Why Erasmus is important for your city development?
As many of our guests remarked, it’s very relevant for young people to learn about Erasmus+, especially now that we’re facing trying times and we can easily feel “trapped”. Gaining new skills and being open minded is becoming crucial, but living on an island can be limiting and opportunities to travel and learn from different environments are not always readily available to young people. That’s why we believe that Erasmus+, which creates such opportunities for everybody, is a very important resource.
How our cities are connected through Erasmus?

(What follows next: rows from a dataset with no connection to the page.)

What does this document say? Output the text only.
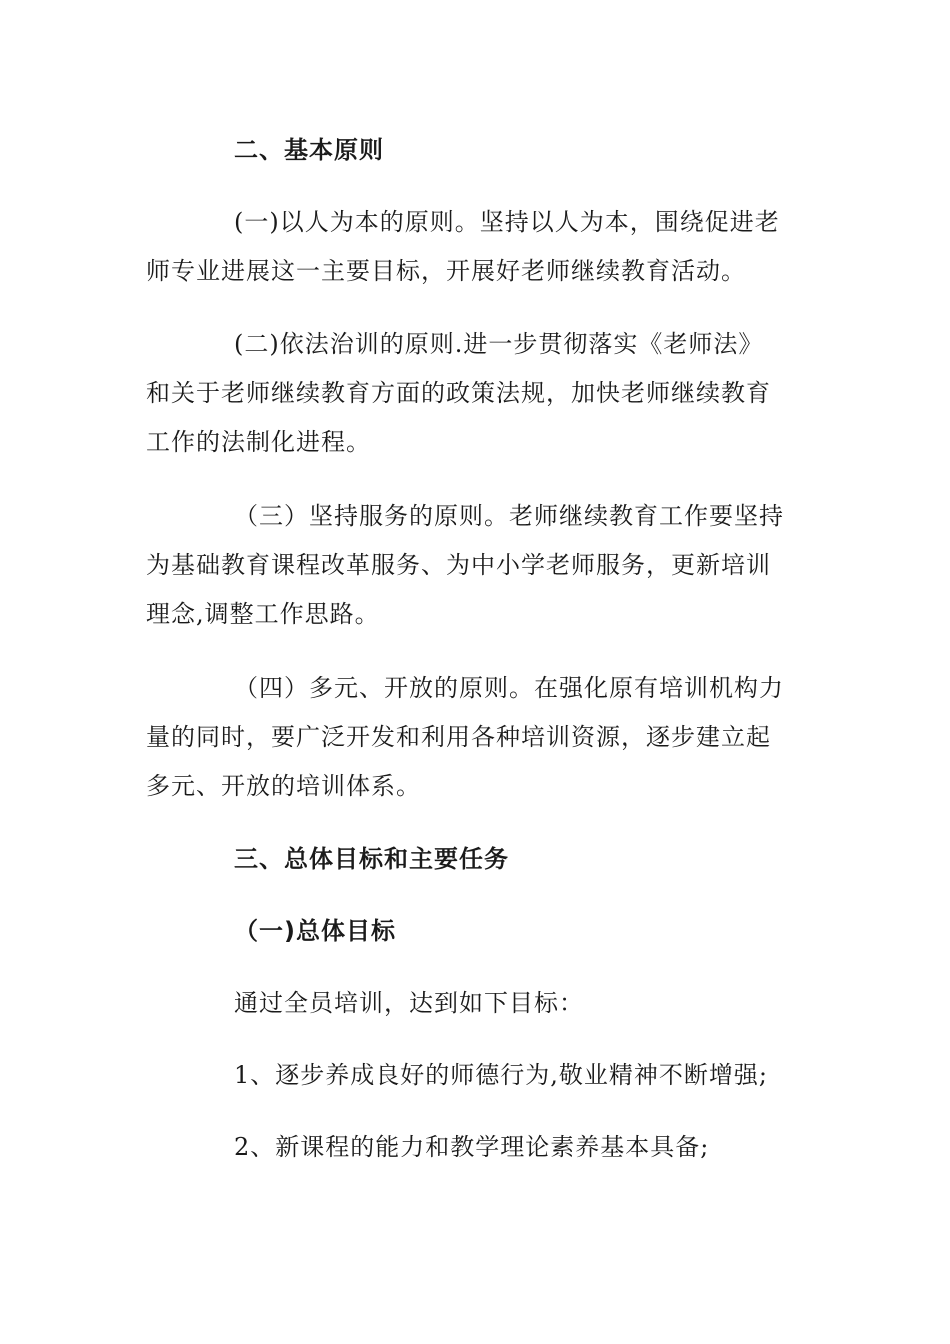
二、基本原则
(一)以人为本的原则。坚持以人为本，围绕促进老
师专业进展这一主要目标，开展好老师继续教育活动。
(二)依法治训的原则.进一步贯彻落实《老师法》
和关于老师继续教育方面的政策法规，加快老师继续教育
工作的法制化进程。
（三）坚持服务的原则。老师继续教育工作要坚持
为基础教育课程改革服务、为中小学老师服务，更新培训
理念,调整工作思路。
（四）多元、开放的原则。在强化原有培训机构力
量的同时，要广泛开发和利用各种培训资源，逐步建立起
多元、开放的培训体系。
三、总体目标和主要任务
（一)总体目标
通过全员培训，达到如下目标：
1、逐步养成良好的师德行为,敬业精神不断增强;
2、新课程的能力和教学理论素养基本具备;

The Cities and Regions of Learning network couldn’t have been born without Erasmus+: the Metropolitan City of Cagliari is involved in two Erasmus+ projects within the network, CLYouth and Connected Cities of Learning, and cooperating for a long time with other cities, with similar goals and values, makes our partnership much stronger. Tilburg City of Learning is one of the first Cities that took part in the Network via Connected Spaces and is currently involved in Youth co-design Cities of Learning; Personal, Civic and Careerpathways.